Check the battery: A simple way to check the integrity of your battery is to remove it entirely and try plugging in the laptop. If the laptop powers on properly, the problem was likely a failed battery. This only applies to older MacBooks with user-accesible batteries and these are limited out there now because in 2012, Apple stopped using removable batteries. If your Mac's battery isn't user-replaceable, you need to have an Apple tech look at it.
Check for battery-draining apps: Another issue is battery-draining apps. It has been noted that some programs are extremely taxing on battery. There’s a simple way to check it using the tool, CleanMyMac X. It has a system health monitor in the upper bar of your Mac. When you click on it, you will see the apps that drain your battery far too much.
Check for breaks, burnout and shorts: Feel along the length of the power cord, bending and flexing as you go, to check for any kinks or breaks. Check the ends for any broken connections, such as a MagSafe connector pulling loose or spots that may have gotten chewed by a pet or caught in a vacuum cleaner. Inspect the AC brick. Is it discolored? Are any parts warped or expanded? Give it a sniff—if it smells like burnt plastic, that's likely where the trouble lies.

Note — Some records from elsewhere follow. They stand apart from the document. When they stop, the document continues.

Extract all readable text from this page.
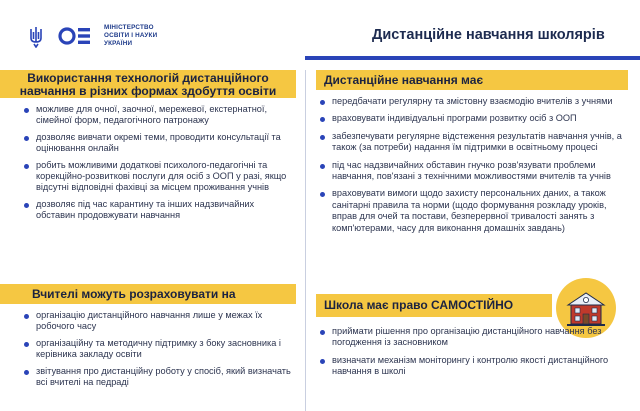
МІНІСТЕРСТВО
ОСВІТИ І НАУКИ
УКРАЇНИ
Дистанційне навчання школярів
Використання технологій дистанційного
навчання в різних формах здобуття освіти
можливе для очної, заочної, мережевої, екстернатної, сімейної форм, педагогічного патронажу
дозволяє вивчати окремі теми, проводити консультації та оцінювання онлайн
робить можливими додаткові психолого-педагогічні та корекційно-розвиткові послуги для осіб з ООП у разі, якщо відсутні відповідні фахівці за місцем проживання учнів
дозволяє під час карантину та інших надзвичайних обставин продовжувати навчання
Вчителі можуть розраховувати на
організацію дистанційного навчання лише у межах їх робочого часу
організаційну та методичну підтримку з боку засновника і керівника закладу освіти
звітування про дистанційну роботу у спосіб, який визначать всі вчителі на педраді
Дистанційне навчання має
передбачати регулярну та змістовну взаємодію вчителів з учнями
враховувати індивідуальні програми розвитку осіб з ООП
забезпечувати регулярне відстеження результатів навчання учнів, а також (за потреби) надання їм підтримки в освітньому процесі
під час надзвичайних обставин гнучко розв'язувати проблеми навчання, пов'язані з технічними можливостями вчителів та учнів
враховувати вимоги щодо захисту персональних даних, а також санітарні правила та норми (щодо формування розкладу уроків, вправ для очей та постави, безперервної тривалості занять з комп'ютерами, часу для виконання домашніх завдань)
Школа має право САМОСТІЙНО
приймати рішення про організацію дистанційного навчання без погодження із засновником
визначати механізм моніторингу і контролю якості дистанційного навчання в школі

Update your drivers: On a Mac you'll need to try resetting the System Management Controller (SMC). For laptops with removable batteries this is as simple as shutting down power, removing the battery, disconnecting power, and pressing the power button for 5 seconds. Reinsert the battery, connect power, and fire up the laptop.
Check your settings: In System Preferences, select the Energy Saver pane and review your preferences. Mac settings are adjusted with a slider, letting you select the amount of time the computer can sit idle until it goes to sleep.
Try a different power cable or adapter: If you recently had a power cut, that could be responsible. Your power adaptor could have been damaged in a power surge and you may need a new one. It could also be that the fault resides with the power cable. If you've got a friend with a Mac power cable that fits your machine, try it to see if that solves the problem.
Furthermore, it's possible that the cable is loose, and pulling it out and plugging it in again will solve the problem.
Disconnect all accessories: Unplug all the accessories (such as printers and USB hubs) attached to your Mac. It could be that one of your peripherals is causing problems with the startup sequence.
In conclusion, when all of your options are exhausted, you've tried other power cables and batteries, you've checked and rechecked your settings, you've fixed any potential software problems, then the problem is likely found inside the MacBook. There may be nothing you can do to fix the computer on your own. Consider taking your MacBook to the Apple Store or a authorized Apple repair center. Every laptop has its own quirks, and at this point, it’s better to ask a licensed professional to help. More than likely, your MacBook will need a unique fix or better still, sell your MacBook off and get a new one.